If Senator Kennedy had never uttered a word about a judicial nominee, he still would be among the most important U.S. Senators of the 20th century. But Kennedy did utter words about this topic, to the point that he is probably the most influential U.S. Senator in history (qua Senator) when it comes to the Supreme Court.
As Scott explains below, Kennedy played the lead role in derailing the nomination to the Supreme Court of Robert Bork. In my view, the distance between Judge Bork and Justice Anthony Kennedy, who wound up with the position, is probably the most important aspect of Ted Kennedy’s legacy.
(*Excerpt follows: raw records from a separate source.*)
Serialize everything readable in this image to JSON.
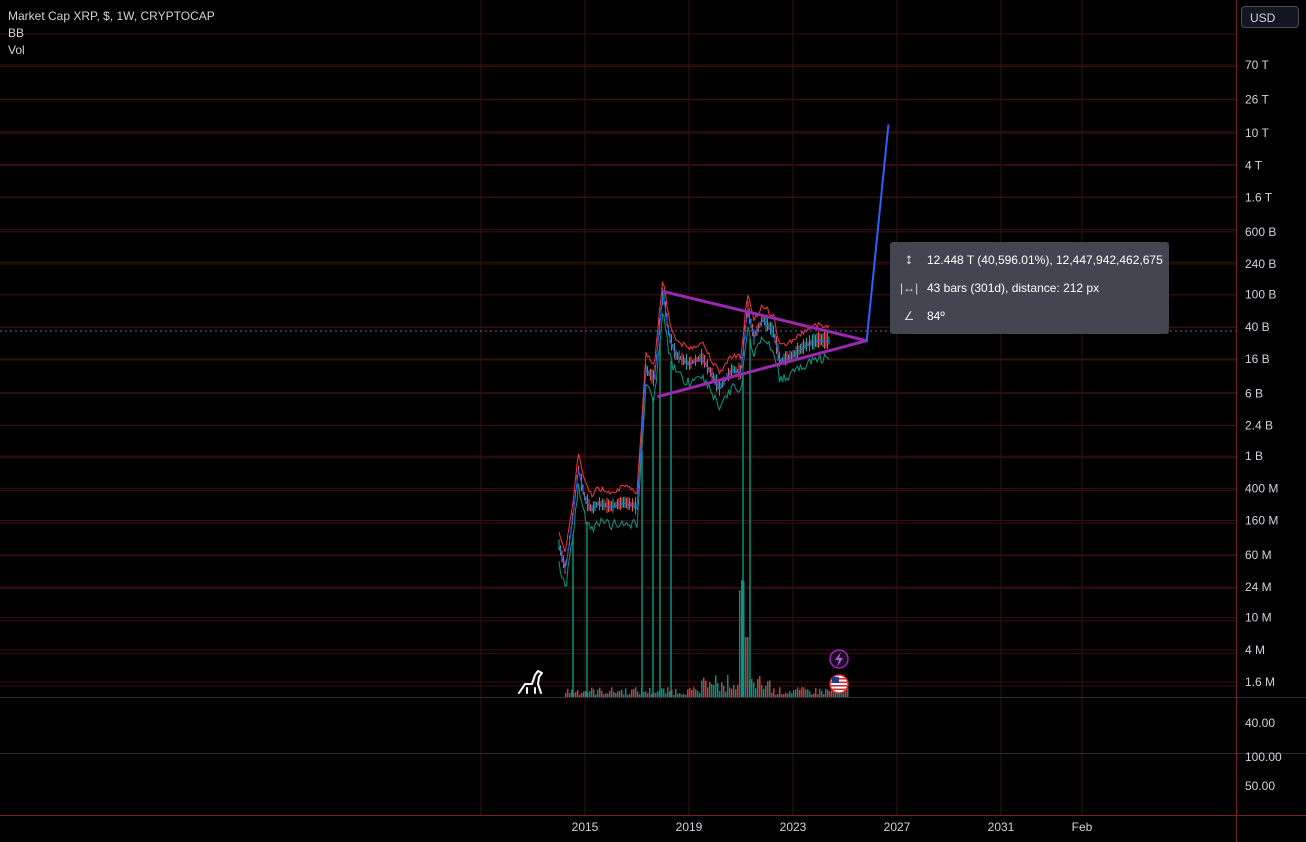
{
  "header": {
    "symbol_line": "Market Cap XRP, $, 1W, CRYPTOCAP",
    "indicator_bb": "BB",
    "indicator_vol": "Vol"
  },
  "toolbar": {
    "currency_label": "USD"
  },
  "measure_tooltip": {
    "price_change": "12.448 T (40,596.01%), 12,447,942,462,675",
    "range": "43 bars (301d), distance: 212 px",
    "angle": "84º"
  },
  "icons": {
    "measure_price": "vertical-arrows-icon",
    "measure_range": "horizontal-range-icon",
    "measure_angle": "angle-icon",
    "lightning": "lightning-icon",
    "flag": "us-flag-icon",
    "logo": "dino-icon"
  },
  "colors": {
    "background": "#000000",
    "grid": "#3a0f0f",
    "up": "#26a69a",
    "down": "#ef5350",
    "bb_upper": "#f23645",
    "bb_lower": "#089981",
    "bb_basis": "#2962ff",
    "triangle": "#9c27b0",
    "projection": "#2962ff"
  },
  "chart_data": {
    "type": "line",
    "scale": "log",
    "price_axis_labels": [
      "70 T",
      "26 T",
      "10 T",
      "4 T",
      "1.6 T",
      "600 B",
      "240 B",
      "100 B",
      "40 B",
      "16 B",
      "6 B",
      "2.4 B",
      "1 B",
      "400 M",
      "160 M",
      "60 M",
      "24 M",
      "10 M",
      "4 M",
      "1.6 M"
    ],
    "price_axis_values": [
      70000000000000.0,
      26000000000000.0,
      10000000000000.0,
      4000000000000.0,
      1600000000000.0,
      600000000000.0,
      240000000000.0,
      100000000000.0,
      40000000000.0,
      16000000000.0,
      6000000000.0,
      2400000000.0,
      1000000000.0,
      400000000.0,
      160000000.0,
      60000000.0,
      24000000.0,
      10000000.0,
      4000000.0,
      1600000.0
    ],
    "lower_pane_labels": [
      "40.00",
      "100.00",
      "50.00"
    ],
    "time_axis_labels": [
      "2015",
      "2019",
      "2023",
      "2027",
      "2031",
      "Feb"
    ],
    "series": [
      {
        "kind": "price",
        "x": [
          "2014-01",
          "2014-04",
          "2014-07",
          "2014-10",
          "2015-01",
          "2015-04",
          "2015-07",
          "2016-01",
          "2016-07",
          "2017-01",
          "2017-03",
          "2017-05",
          "2017-09",
          "2018-01",
          "2018-04",
          "2018-07",
          "2019-01",
          "2019-07",
          "2020-03",
          "2020-09",
          "2021-01",
          "2021-04",
          "2021-07",
          "2021-11",
          "2022-04",
          "2022-07",
          "2023-01",
          "2023-07",
          "2024-01",
          "2024-06"
        ],
        "values": [
          80000000.0,
          40000000.0,
          150000000.0,
          700000000.0,
          300000000.0,
          220000000.0,
          260000000.0,
          240000000.0,
          270000000.0,
          240000000.0,
          1500000000.0,
          12000000000.0,
          9000000000.0,
          110000000000.0,
          30000000000.0,
          18000000000.0,
          14000000000.0,
          17000000000.0,
          7000000000.0,
          12000000000.0,
          11000000000.0,
          70000000000.0,
          30000000000.0,
          50000000000.0,
          35000000000.0,
          15000000000.0,
          18000000000.0,
          24000000000.0,
          28000000000.0,
          27000000000.0
        ]
      }
    ],
    "annotations": [
      {
        "type": "trendline",
        "from": [
          "2018-01",
          110000000000.0
        ],
        "to": [
          "2025-11",
          27000000000.0
        ]
      },
      {
        "type": "trendline",
        "from": [
          "2017-11",
          5500000000.0
        ],
        "to": [
          "2025-11",
          27000000000.0
        ]
      },
      {
        "type": "trendline",
        "from": [
          "2025-11",
          27000000000.0
        ],
        "to": [
          "2026-09",
          12500000000000.0
        ]
      }
    ]
  }
}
The derailment of Judge Bork was almost surely decisive in the nomination of David Souter to fill a Supreme Court vacancy that arose during the administration of the first President Bush. At that time, the administration felt sufficiently constrained that it nominated someone whose conservatism was not demonstrable. Had Bork been confirmed, it’s almost certain that Bush would have nominated a real conservative instead of someone who was suspected to be conservative but wasn’t one.
In my view, the difference between Justice Souter and a real conservative jurist is probably the second most important aspect of Ted Kennedy’s legacy.
Thus, for better or for worse,Senator Kennedy mightily influenced both the U.S. Senate and the U.S. Supreme Court. And, as Scott has shown, he also helped radicallly transform the process by which the first body (and to some extent the president) determines who will populate the second.